A dozen Chinese airlines hired nearly 100 U.S. pilots at the Pan Am International Flight Academy’s All China Job Fair, held in Miami on February 23 and 24 and Las Vegas on February 26.

Over the course of the three-day event, 750 seasoned U.S. captains, some with as many as 25 years of experience, came to the fair hoping to land a job in Asia, whose airlines now pay a premium to attract skilled pilots to fill their crew quotas.

Despite the turnout, the airlines filled only half of the available positions.

“Between now and 2030 the Asia-Pacific area will need 180,000 pilots. China alone will need 70,000,” said event coordinator Steve Turner of Wasinc, China’s largest pilot leasing company. “It’s a real enticement to U.S. pilots currently sitting at the bottom of the career ladder here to look overseas where the pay is so much better.”

Asia now stands as the fastest growing region for aviation in the world. Starting salaries for a three-year commitment range between $16,000 and $18,000 per month, translating to just under $200,000 per year. Airline pilot pay in the U.S. averages $118,000.

Calling the recruiting fair “a rousing success,” Wasinc and host Pan Am International Flight Academy plan to hold another event next year. In the meantime Chinese airline representatives will take up shop here and continue their recruitment drive.

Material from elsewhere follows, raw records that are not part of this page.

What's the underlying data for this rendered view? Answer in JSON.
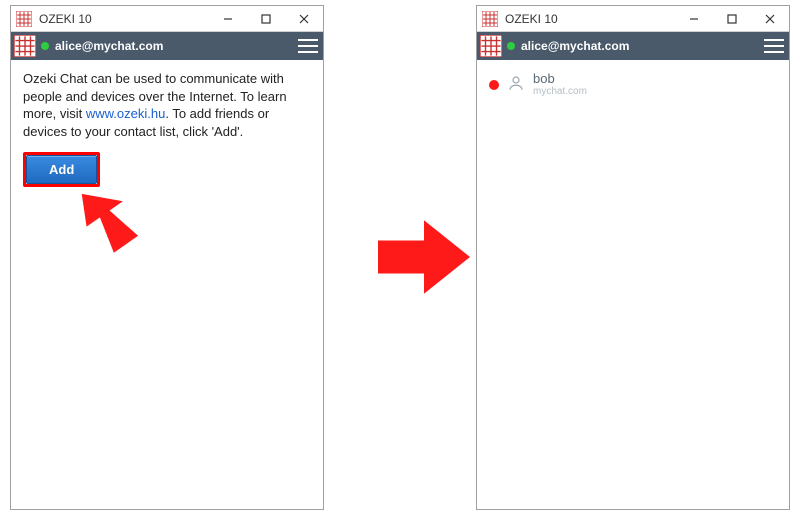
{
  "left": {
    "title": "OZEKI 10",
    "header_user": "alice@mychat.com",
    "intro_pre": "Ozeki Chat can be used to communicate with people and devices over the Internet. To learn more, visit ",
    "intro_link": "www.ozeki.hu",
    "intro_post": ". To add friends or devices to your contact list, click 'Add'.",
    "add_label": "Add"
  },
  "right": {
    "title": "OZEKI 10",
    "header_user": "alice@mychat.com",
    "contact": {
      "name": "bob",
      "host": "mychat.com"
    }
  }
}
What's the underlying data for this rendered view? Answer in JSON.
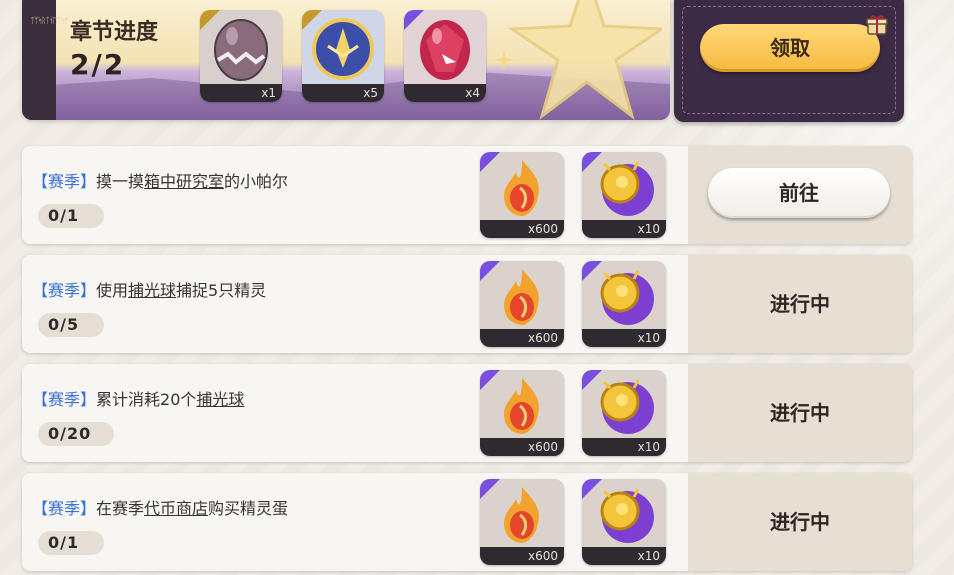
{
  "chapter": {
    "title": "章节进度",
    "progress": "2/2",
    "side_code": "ᛏᛉᛋᚱᛏᚾᛖᛏᛋᚠ",
    "rewards": [
      {
        "icon": "purple-egg-icon",
        "qty": "x1"
      },
      {
        "icon": "blue-crystal-orb-icon",
        "qty": "x5"
      },
      {
        "icon": "red-crystal-egg-icon",
        "qty": "x4"
      }
    ],
    "claim_label": "领取"
  },
  "tasks": [
    {
      "tag": "【赛季】",
      "text_before": "摸一摸",
      "link": "箱中研究室",
      "text_after": "的小帕尔",
      "progress": "0/1",
      "rewards": [
        {
          "icon": "fire-coin-icon",
          "qty": "x600"
        },
        {
          "icon": "gold-purple-token-icon",
          "qty": "x10"
        }
      ],
      "action": "前往"
    },
    {
      "tag": "【赛季】",
      "text_before": "使用",
      "link": "捕光球",
      "text_after": "捕捉5只精灵",
      "progress": "0/5",
      "rewards": [
        {
          "icon": "fire-coin-icon",
          "qty": "x600"
        },
        {
          "icon": "gold-purple-token-icon",
          "qty": "x10"
        }
      ],
      "action": "进行中"
    },
    {
      "tag": "【赛季】",
      "text_before": "累计消耗20个",
      "link": "捕光球",
      "text_after": "",
      "progress": "0/20",
      "rewards": [
        {
          "icon": "fire-coin-icon",
          "qty": "x600"
        },
        {
          "icon": "gold-purple-token-icon",
          "qty": "x10"
        }
      ],
      "action": "进行中"
    },
    {
      "tag": "【赛季】",
      "text_before": "在赛季",
      "link": "代币商店",
      "text_after": "购买精灵蛋",
      "progress": "0/1",
      "rewards": [
        {
          "icon": "fire-coin-icon",
          "qty": "x600"
        },
        {
          "icon": "gold-purple-token-icon",
          "qty": "x10"
        }
      ],
      "action": "进行中"
    }
  ],
  "colors": {
    "tag_blue": "#3a72d8",
    "claim_gold": "#f6b93e",
    "panel_purple": "#3b2b45",
    "rarity_purple": "#7a4fe0",
    "rarity_gold": "#c49a2b"
  }
}
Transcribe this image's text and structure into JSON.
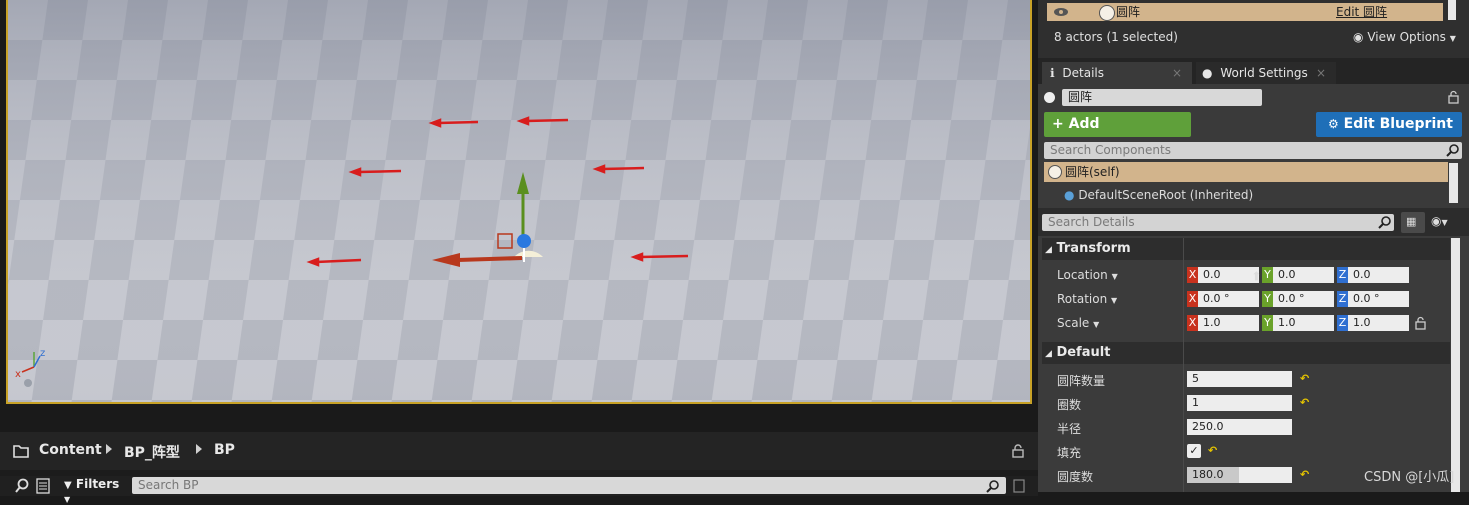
{
  "outliner": {
    "actor_name": "圆阵",
    "edit_link": "Edit 圆阵",
    "count_text": "8 actors (1 selected)",
    "view_options": "View Options"
  },
  "tabs": [
    {
      "label": "Details"
    },
    {
      "label": "World Settings"
    }
  ],
  "details": {
    "actor_name_value": "圆阵",
    "add_component": "Add Component",
    "edit_blueprint": "Edit Blueprint",
    "search_components_placeholder": "Search Components",
    "components": [
      {
        "label": "圆阵(self)"
      },
      {
        "label": "DefaultSceneRoot (Inherited)"
      }
    ],
    "search_details_placeholder": "Search Details"
  },
  "transform": {
    "section": "Transform",
    "location": {
      "label": "Location",
      "x": "0.0",
      "y": "0.0",
      "z": "0.0"
    },
    "rotation": {
      "label": "Rotation",
      "x": "0.0 °",
      "y": "0.0 °",
      "z": "0.0 °"
    },
    "scale": {
      "label": "Scale",
      "x": "1.0",
      "y": "1.0",
      "z": "1.0"
    }
  },
  "default_section": {
    "section": "Default",
    "props": [
      {
        "label": "圆阵数量",
        "value": "5"
      },
      {
        "label": "圈数",
        "value": "1"
      },
      {
        "label": "半径",
        "value": "250.0"
      },
      {
        "label": "填充",
        "checked": true
      },
      {
        "label": "圆度数",
        "value": "180.0"
      }
    ]
  },
  "content_browser": {
    "crumbs": [
      "Content",
      "BP_阵型",
      "BP"
    ],
    "filters": "Filters",
    "search_placeholder": "Search BP"
  },
  "viewport_axis": {
    "x": "x",
    "z": "z"
  },
  "watermark": "CSDN @[小瓜]"
}
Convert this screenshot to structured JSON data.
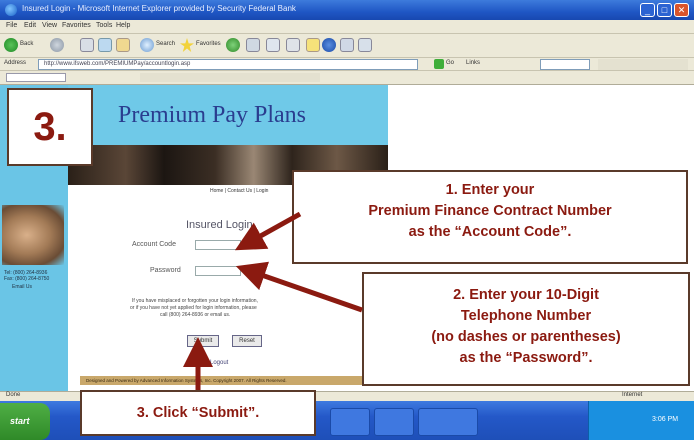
{
  "window": {
    "title": "Insured Login - Microsoft Internet Explorer provided by Security Federal Bank",
    "controls": [
      "_",
      "□",
      "✕"
    ]
  },
  "menu": [
    "File",
    "Edit",
    "View",
    "Favorites",
    "Tools",
    "Help"
  ],
  "toolbar": {
    "back_label": "Back",
    "search_label": "Search",
    "favorites_label": "Favorites"
  },
  "address": {
    "label": "Address",
    "url": "http://www.ifsweb.com/PREMIUMPay/accountlogin.asp",
    "go_label": "Go",
    "links_label": "Links"
  },
  "site": {
    "title": "Premium Pay Plans",
    "nav_text": "Home  |  Contact Us  |  Login",
    "left_phone_1": "Tel: (800) 264-8936",
    "left_phone_2": "Fax: (800) 264-8750",
    "left_email": "Email Us"
  },
  "login": {
    "title": "Insured Login",
    "account_label": "Account Code",
    "password_label": "Password",
    "info_1": "If you have misplaced or forgotten your login information,",
    "info_2": "or if you have not yet applied for login information, please",
    "info_3": "call (800) 264-8936 or email us.",
    "submit_label": "Submit",
    "reset_label": "Reset",
    "logout_label": "Logout",
    "footer": "Designed and Powered by Advanced Information Systems, Inc. Copyright 2007. All Rights Reserved."
  },
  "status": {
    "left": "Done",
    "zone": "Internet"
  },
  "taskbar": {
    "start_label": "start",
    "time": "3:06 PM"
  },
  "callouts": {
    "step_number": "3.",
    "c1_line1": "1.   Enter your",
    "c1_line2": "Premium Finance Contract Number",
    "c1_line3": "as the “Account Code”.",
    "c2_line1": "2.   Enter your 10-Digit",
    "c2_line2": "Telephone Number",
    "c2_line3": "(no dashes or parentheses)",
    "c2_line4": "as the “Password”.",
    "c3": "3.   Click “Submit”."
  },
  "colors": {
    "callout_text": "#8b1a10",
    "arrow": "#8b1a10",
    "header_bg": "#6fc9e8",
    "title_text": "#2a3d8f"
  }
}
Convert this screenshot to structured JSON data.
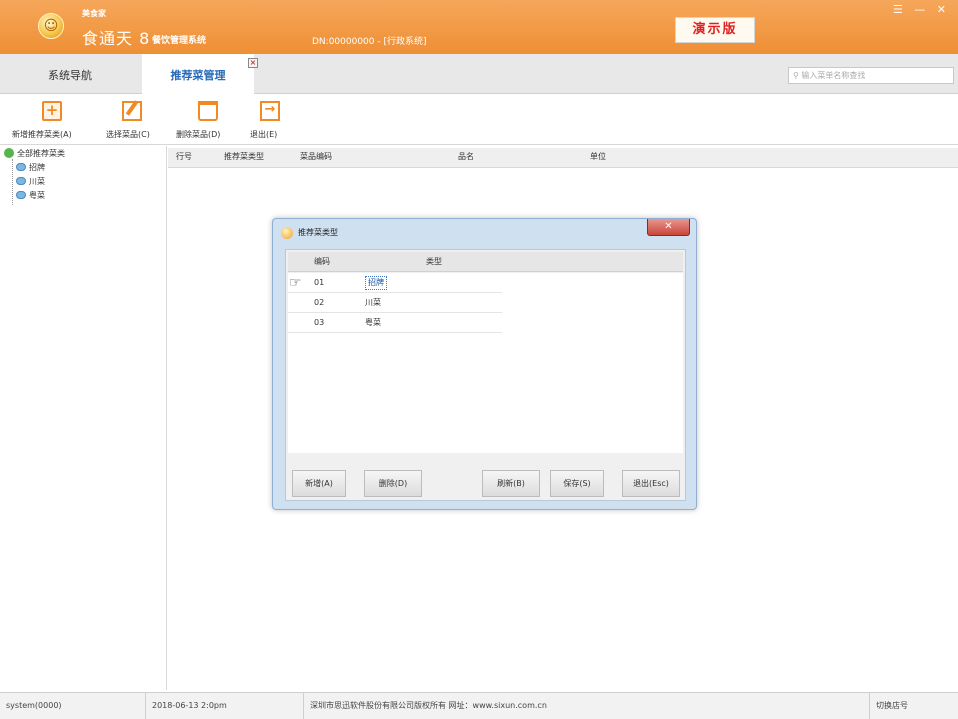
{
  "titlebar": {
    "brand_small": "美食家",
    "brand_main": "食通天 8",
    "brand_sub": "餐饮管理系统",
    "id_text": "DN:00000000 - [行政系统]",
    "demo_badge": "演示版",
    "minimize": "—",
    "close": "✕",
    "menu": "☰"
  },
  "tabs": {
    "nav_label": "系统导航",
    "active_label": "推荐菜管理",
    "close_glyph": "×"
  },
  "search": {
    "placeholder": "输入菜单名称查找"
  },
  "toolbar": {
    "add_label": "新增推荐菜类(A)",
    "select_label": "选择菜品(C)",
    "delete_label": "删除菜品(D)",
    "exit_label": "退出(E)"
  },
  "tree": {
    "root": "全部推荐菜类",
    "children": [
      "招牌",
      "川菜",
      "粤菜"
    ]
  },
  "grid": {
    "columns": [
      "行号",
      "推荐菜类型",
      "菜品编码",
      "品名",
      "单位"
    ]
  },
  "dialog": {
    "title": "推荐菜类型",
    "close_glyph": "✕",
    "columns": [
      "编码",
      "类型"
    ],
    "rows": [
      {
        "code": "01",
        "type": "招牌"
      },
      {
        "code": "02",
        "type": "川菜"
      },
      {
        "code": "03",
        "type": "粤菜"
      }
    ],
    "buttons": {
      "new": "新增(A)",
      "delete": "删除(D)",
      "refresh": "刷新(B)",
      "save": "保存(S)",
      "exit": "退出(Esc)"
    }
  },
  "statusbar": {
    "user": "system(0000)",
    "datetime": "2018-06-13 2:0pm",
    "copyright": "深圳市思迅软件股份有限公司版权所有  网址：www.sixun.com.cn",
    "switch_shop": "切换店号"
  }
}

Participating Chinese airlines included Air China, Skymark Airlines, Business Aviation Asia, Shenzhen Airlines, Hainan Airlines, Tianjin Airlines, Sichuan Airlines, Xiamen Airlines, Chengdu Airlines, Spring Airlines, Okair and West Air.

 

Comments

Damian's picture

Mechanics soon to follow!!

Mark's picture

What is failed to be mentioned is that none of these pilots have been "hired" yet. The hiring process differs greatly in China than from the United States. Chinese airlines don't hire a pilot and then train them to proficiency. These pilots have been granted an "assessment" where they will fly to China and complete a process that if successfully passed will lead to their employment. They must all pass the Chinese ATP written, an extensive medical that will eliminate many, and a two hour simulator checkride/assessment at many of the airlines. They must also not have any restrictions on their U.S ATP certificate like the "VMC - circling restriction" if applying for a job in an aircraft in which they hold a type rating.